PMH: Preterm baby delivered vaginally at 35 weeks gestation had been doing well until she started vomiting 2 days ago, after which time she became increasingly lethargic. No wet diapers in the last 12 hours.

PE: Vital Signs: BP = 74/48, HR = 113, RR = 31, T = 37 C

General: Lethargic in appearance, sunken anterior fontanelle, poor skin turgor, capillary refill > 6 seconds

Heart: RRR

Lungs: CTAB

 Abdominal: Small abdominal mass 3 cm below the right costal margin

Lab: Hct = 51, Na+ = 136 mEq/L, K+ = 3.0 mEq/L, Cl- = 87 mEq/L, HCO3 = 31 mEq/L, pH = 7.49

CXR: Normal

EKG: Normal)

Yes, she is at increased risk because she is less than 50 weeks postconceptual age and because of the effects of preoperative alkalosis on the pH of the cerebral spinal fluid.

13

Post-operative Management:

What are the risk factors for post-op apnea in premature infants?

(A 4 kg female infant, delivered 13 days ago presents for surgery.

PMH: Preterm baby delivered vaginally at 35 weeks gestation had been doing well until she started vomiting 2 days ago, after which time she became increasingly lethargic. No wet diapers in the last 12 hours.

PE: Vital Signs: BP = 74/48, HR = 113, RR = 31, T = 37 C

General: Lethargic in appearance, sunken anterior fontanelle, poor skin turgor, capillary refill > 6 seconds

Heart: RRR

Lungs: CTAB

 Abdominal: Small abdominal mass 3 cm below the right costal margin

Lab: Hct = 51, Na+ = 136 mEq/L, K+ = 3.0 mEq/L, Cl- = 87 mEq/L, HCO3 = 31 mEq/L, pH = 7.49

CXR: Normal

EKG: Normal)

The risk factors include --

  • low gestational age at birth,
  • a history of chronic lung disease,
  • a history of apnea and bradycardia,
  • multiple congenital anomalies,
  • sepsis,
  • anemia, and
  • neurologic abnormalities.

Additionally, anything that would exacerbate respiratory depression, such as --

  • narcotics for pain control, would possibly increase the risk.

Caffeine or aminophylline may be given to reduce the risk.

14

Post-operative Management:

How long will you monitor this patient postoperatively?

(A 4 kg female infant, delivered 13 days ago presents for surgery.

PMH: Preterm baby delivered vaginally at 35 weeks gestation had been doing well until she started vomiting 2 days ago, after which time she became increasingly lethargic.

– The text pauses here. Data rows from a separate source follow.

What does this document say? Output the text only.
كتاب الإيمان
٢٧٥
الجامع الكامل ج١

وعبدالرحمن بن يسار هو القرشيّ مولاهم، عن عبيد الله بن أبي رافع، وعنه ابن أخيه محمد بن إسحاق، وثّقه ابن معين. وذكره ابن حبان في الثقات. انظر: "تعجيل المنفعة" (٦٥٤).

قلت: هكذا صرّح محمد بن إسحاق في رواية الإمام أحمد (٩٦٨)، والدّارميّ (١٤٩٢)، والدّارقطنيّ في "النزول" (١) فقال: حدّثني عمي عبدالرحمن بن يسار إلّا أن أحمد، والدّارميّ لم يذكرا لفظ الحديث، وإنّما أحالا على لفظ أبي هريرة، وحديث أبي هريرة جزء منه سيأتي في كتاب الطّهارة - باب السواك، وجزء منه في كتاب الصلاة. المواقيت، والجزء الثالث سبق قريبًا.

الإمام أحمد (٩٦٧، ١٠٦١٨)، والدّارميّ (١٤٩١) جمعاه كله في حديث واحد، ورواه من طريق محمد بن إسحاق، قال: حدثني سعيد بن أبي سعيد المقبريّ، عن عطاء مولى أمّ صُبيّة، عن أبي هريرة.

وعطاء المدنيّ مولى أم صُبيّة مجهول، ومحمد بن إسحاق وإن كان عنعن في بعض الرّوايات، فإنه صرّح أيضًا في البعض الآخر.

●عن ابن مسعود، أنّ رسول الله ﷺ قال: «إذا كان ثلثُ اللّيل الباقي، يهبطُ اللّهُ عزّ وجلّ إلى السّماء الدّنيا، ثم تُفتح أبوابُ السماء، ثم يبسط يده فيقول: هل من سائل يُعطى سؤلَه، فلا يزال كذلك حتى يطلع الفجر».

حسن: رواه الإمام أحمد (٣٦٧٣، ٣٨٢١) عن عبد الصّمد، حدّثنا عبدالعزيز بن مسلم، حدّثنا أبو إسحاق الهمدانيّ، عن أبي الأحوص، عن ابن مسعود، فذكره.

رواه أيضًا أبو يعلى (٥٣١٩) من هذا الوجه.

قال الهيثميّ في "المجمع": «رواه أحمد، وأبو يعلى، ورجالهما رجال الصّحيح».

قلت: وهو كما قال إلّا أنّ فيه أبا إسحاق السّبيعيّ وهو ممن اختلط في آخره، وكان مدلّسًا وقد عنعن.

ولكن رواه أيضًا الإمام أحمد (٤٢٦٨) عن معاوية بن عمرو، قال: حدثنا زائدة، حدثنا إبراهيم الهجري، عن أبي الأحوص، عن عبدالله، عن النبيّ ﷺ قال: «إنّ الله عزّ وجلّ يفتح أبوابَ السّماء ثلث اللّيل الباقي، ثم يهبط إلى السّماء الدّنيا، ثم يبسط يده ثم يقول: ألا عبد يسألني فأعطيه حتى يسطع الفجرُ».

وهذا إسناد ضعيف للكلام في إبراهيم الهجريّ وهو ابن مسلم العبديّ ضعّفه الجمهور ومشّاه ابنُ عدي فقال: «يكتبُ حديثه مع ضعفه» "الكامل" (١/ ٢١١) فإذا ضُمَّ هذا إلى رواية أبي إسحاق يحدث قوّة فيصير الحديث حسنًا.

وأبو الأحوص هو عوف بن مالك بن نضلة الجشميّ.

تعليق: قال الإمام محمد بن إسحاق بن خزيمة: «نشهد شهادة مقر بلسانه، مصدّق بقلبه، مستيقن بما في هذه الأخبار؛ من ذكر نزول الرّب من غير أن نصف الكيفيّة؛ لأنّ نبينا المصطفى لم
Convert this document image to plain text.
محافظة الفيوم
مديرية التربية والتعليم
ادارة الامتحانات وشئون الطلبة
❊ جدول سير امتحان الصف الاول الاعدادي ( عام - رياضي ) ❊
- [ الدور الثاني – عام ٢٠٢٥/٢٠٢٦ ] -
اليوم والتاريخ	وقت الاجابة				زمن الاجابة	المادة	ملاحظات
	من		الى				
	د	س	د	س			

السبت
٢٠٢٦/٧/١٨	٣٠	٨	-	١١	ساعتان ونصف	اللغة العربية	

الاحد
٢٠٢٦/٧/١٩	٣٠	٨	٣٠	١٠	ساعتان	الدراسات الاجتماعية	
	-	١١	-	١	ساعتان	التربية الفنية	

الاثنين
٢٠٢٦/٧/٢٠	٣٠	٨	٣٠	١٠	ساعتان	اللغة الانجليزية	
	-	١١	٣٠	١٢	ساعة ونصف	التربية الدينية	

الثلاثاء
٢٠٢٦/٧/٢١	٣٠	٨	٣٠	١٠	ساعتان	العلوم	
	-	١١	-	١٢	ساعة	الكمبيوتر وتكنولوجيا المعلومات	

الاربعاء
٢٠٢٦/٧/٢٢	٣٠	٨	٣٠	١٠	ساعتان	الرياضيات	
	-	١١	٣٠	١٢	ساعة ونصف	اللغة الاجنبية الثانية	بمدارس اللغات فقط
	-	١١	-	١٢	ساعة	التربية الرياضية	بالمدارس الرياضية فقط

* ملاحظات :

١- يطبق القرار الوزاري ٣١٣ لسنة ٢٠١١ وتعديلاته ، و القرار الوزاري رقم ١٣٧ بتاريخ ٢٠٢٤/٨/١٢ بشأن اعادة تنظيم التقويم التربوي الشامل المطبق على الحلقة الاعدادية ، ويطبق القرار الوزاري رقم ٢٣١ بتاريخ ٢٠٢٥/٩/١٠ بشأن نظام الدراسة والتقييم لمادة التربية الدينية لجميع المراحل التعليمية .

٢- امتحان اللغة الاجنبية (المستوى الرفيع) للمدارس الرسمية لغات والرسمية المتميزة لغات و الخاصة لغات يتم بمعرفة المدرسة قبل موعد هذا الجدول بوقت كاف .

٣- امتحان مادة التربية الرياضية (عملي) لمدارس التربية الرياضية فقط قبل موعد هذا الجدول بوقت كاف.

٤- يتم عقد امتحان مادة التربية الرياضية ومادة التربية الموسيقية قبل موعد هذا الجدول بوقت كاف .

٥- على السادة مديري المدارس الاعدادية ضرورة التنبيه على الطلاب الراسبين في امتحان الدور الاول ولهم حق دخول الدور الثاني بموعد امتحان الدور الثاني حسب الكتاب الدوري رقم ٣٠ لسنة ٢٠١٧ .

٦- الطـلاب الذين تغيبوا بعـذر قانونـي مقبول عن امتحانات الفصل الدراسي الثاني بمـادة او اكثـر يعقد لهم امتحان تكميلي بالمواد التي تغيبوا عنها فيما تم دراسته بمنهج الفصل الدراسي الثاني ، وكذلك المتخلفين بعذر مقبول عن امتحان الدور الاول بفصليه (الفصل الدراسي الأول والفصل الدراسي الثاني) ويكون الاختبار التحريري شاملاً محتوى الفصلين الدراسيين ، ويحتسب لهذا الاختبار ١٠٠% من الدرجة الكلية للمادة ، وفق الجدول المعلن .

No wet diapers in the last 12 hours.

PE: Vital Signs: BP = 74/48, HR = 113, RR = 31, T = 37 C

General: Lethargic in appearance, sunken anterior fontanelle, poor skin turgor, capillary refill > 6 seconds

Heart: RRR

Lungs: CTAB

 Abdominal: Small abdominal mass 3 cm below the right costal margin

Lab: Hct = 51, Na+ = 136 mEq/L, K+ = 3.0 mEq/L, Cl- = 87 mEq/L, HCO3 = 31 mEq/L, pH = 7.49

CXR: Normal

EKG: Normal)

Since this patient is less than 50 weeks postconceptional age,

I would monitor her closely for at least 12 hours and maybe 24 hours postoperatively.

If this patient were between 50-60 weeks postconceptional age,

I would consider a shorter period of monitoring.